# Zimo MX 695 KV on analogue



## lil critter (Oct 1, 2013)

I'm looking to fit an mx 695 kv into an engine which will run mostly on analogue. Will fitting a stay alive battery keep the sound going when track voltage is zero or is there a way of doing that with this decoder?


----------



## Cougar Rock Rail (Jan 2, 2008)

If you look at the manual, you will see there is a terminal specifically for direct connection to a capacitor, so you shouldn't need a battery. The manual also talks about the suggested size for a capacitor... 

Keith


----------



## lil critter (Oct 1, 2013)

Stay alive capacitors usually require a dcc voltage to charge them which is why I'm looking at using a battery. Which is also explained in the manual. I'm just not sure how it works on dc voltage.


----------



## Cougar Rock Rail (Jan 2, 2008)

Stay alive capacitors usually require a dcc voltage to charge them which is why I'm looking at using a battery. 

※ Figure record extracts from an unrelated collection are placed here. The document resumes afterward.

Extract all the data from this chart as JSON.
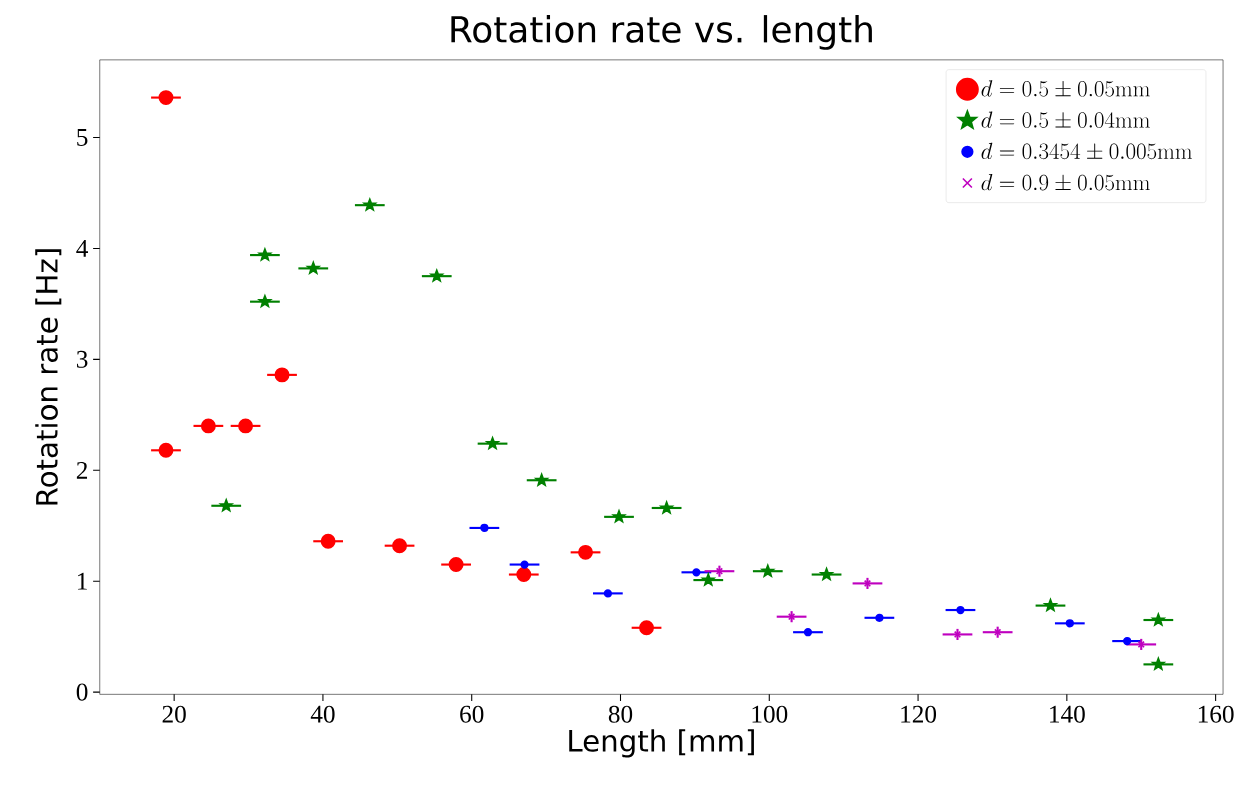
{
  "chart_data": {
    "type": "scatter",
    "title": "Rotation rate vs. length",
    "xlabel": "Length [mm]",
    "ylabel": "Rotation rate [Hz]",
    "xlim": [
      10,
      161
    ],
    "ylim": [
      -0.02,
      5.7
    ],
    "xticks": [
      20,
      40,
      60,
      80,
      100,
      120,
      140,
      160
    ],
    "yticks": [
      0,
      1,
      2,
      3,
      4,
      5
    ],
    "grid": false,
    "legend": "top right",
    "series": [
      {
        "name": "d = 0.5 \\pm 0.05\\mathrm{mm}",
        "color": "#ff0000",
        "marker": "circle",
        "x": [
          18.9,
          18.9,
          24.6,
          29.6,
          34.5,
          40.7,
          50.3,
          57.9,
          67.0,
          75.3,
          83.5
        ],
        "values": [
          5.36,
          2.18,
          2.4,
          2.4,
          2.86,
          1.36,
          1.32,
          1.15,
          1.06,
          1.26,
          0.58
        ],
        "errors": [
          0.06,
          0.06,
          0.06,
          0.06,
          0.06,
          0.06,
          0.06,
          0.06,
          0.06,
          0.06,
          0.06
        ],
        "xerrors": [
          2,
          2,
          2,
          2,
          2,
          2,
          2,
          2,
          2,
          2,
          2
        ]
      },
      {
        "name": "d = 0.5 \\pm 0.04\\mathrm{mm}",
        "color": "#008000",
        "marker": "star",
        "x": [
          27.0,
          32.2,
          32.2,
          38.7,
          46.3,
          55.3,
          62.8,
          69.4,
          79.8,
          86.2,
          91.8,
          99.8,
          107.7,
          137.8,
          152.3,
          152.3
        ],
        "values": [
          1.68,
          3.94,
          3.52,
          3.82,
          4.39,
          3.75,
          2.24,
          1.91,
          1.58,
          1.66,
          1.01,
          1.09,
          1.06,
          0.78,
          0.65,
          0.25
        ],
        "errors": [
          0.03,
          0.03,
          0.03,
          0.03,
          0.03,
          0.03,
          0.03,
          0.03,
          0.03,
          0.03,
          0.03,
          0.03,
          0.03,
          0.03,
          0.03,
          0.03
        ],
        "xerrors": [
          2,
          2,
          2,
          2,
          2,
          2,
          2,
          2,
          2,
          2,
          2,
          2,
          2,
          2,
          2,
          2
        ]
      },
      {
        "name": "d = 0.3454 \\pm 0.005\\mathrm{mm}",
        "color": "#0000ff",
        "marker": "circle",
        "x": [
          61.7,
          67.1,
          78.3,
          90.2,
          105.2,
          114.8,
          125.7,
          140.4,
          148.1
        ],
        "values": [
          1.48,
          1.15,
          0.89,
          1.08,
          0.54,
          0.67,
          0.74,
          0.62,
          0.46
        ],
        "errors": [
          0.02,
          0.02,
          0.02,
          0.02,
          0.02,
          0.02,
          0.02,
          0.02,
          0.02
        ],
        "xerrors": [
          2,
          2,
          2,
          2,
          2,
          2,
          2,
          2,
          2
        ]
      },
      {
        "name": "d = 0.9 \\pm 0.05\\mathrm{mm}",
        "color": "#bf00bf",
        "marker": "cross",
        "x": [
          93.3,
          103.0,
          113.2,
          125.3,
          130.7,
          150.0
        ],
        "values": [
          1.09,
          0.68,
          0.98,
          0.52,
          0.54,
          0.43
        ],
        "errors": [
          0.05,
          0.05,
          0.05,
          0.05,
          0.05,
          0.05
        ],
        "xerrors": [
          2,
          2,
          2,
          2,
          2,
          2
        ]
      }
    ]
  }
}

That makes no sense to me...LGB has used capacitors in their sound systems for years on analog or digital. I don't see anywhere in section 3.7 of the manual where it says it doesn't work with DC...they are designed to run analog or digital, and that section warns not to use battery unless you are a professional and know how to design a circuit for it. Another option is to use the Massoth capacitor with the built in circuitry--it will work with any decoder.


----------



## Dan Pierce (Jan 2, 2008)

The stay alive will work for DC operation. 
For long stay alive, use super caps (in series to be more than 17 volts.) 
And remember the faster you run the engine, the higher the storage voltage will be, thus the longer the sounds will last on DC/analog. 
On digital layouts the charge will always be at the max. 
Batteries keep a voltage output fairly constant, capacitors will drop the voltage as they discharge. 

On another note, be sure when ordering the MX695 you specify DC only (and I assume you have no DCC access for changing the decoder to your needs) and if you want reed inputs for bell and whistle as the sound projects do not come with these activated. 
For a mogul, specify whether chuff is back emf activated or sensor activated on input 3.


----------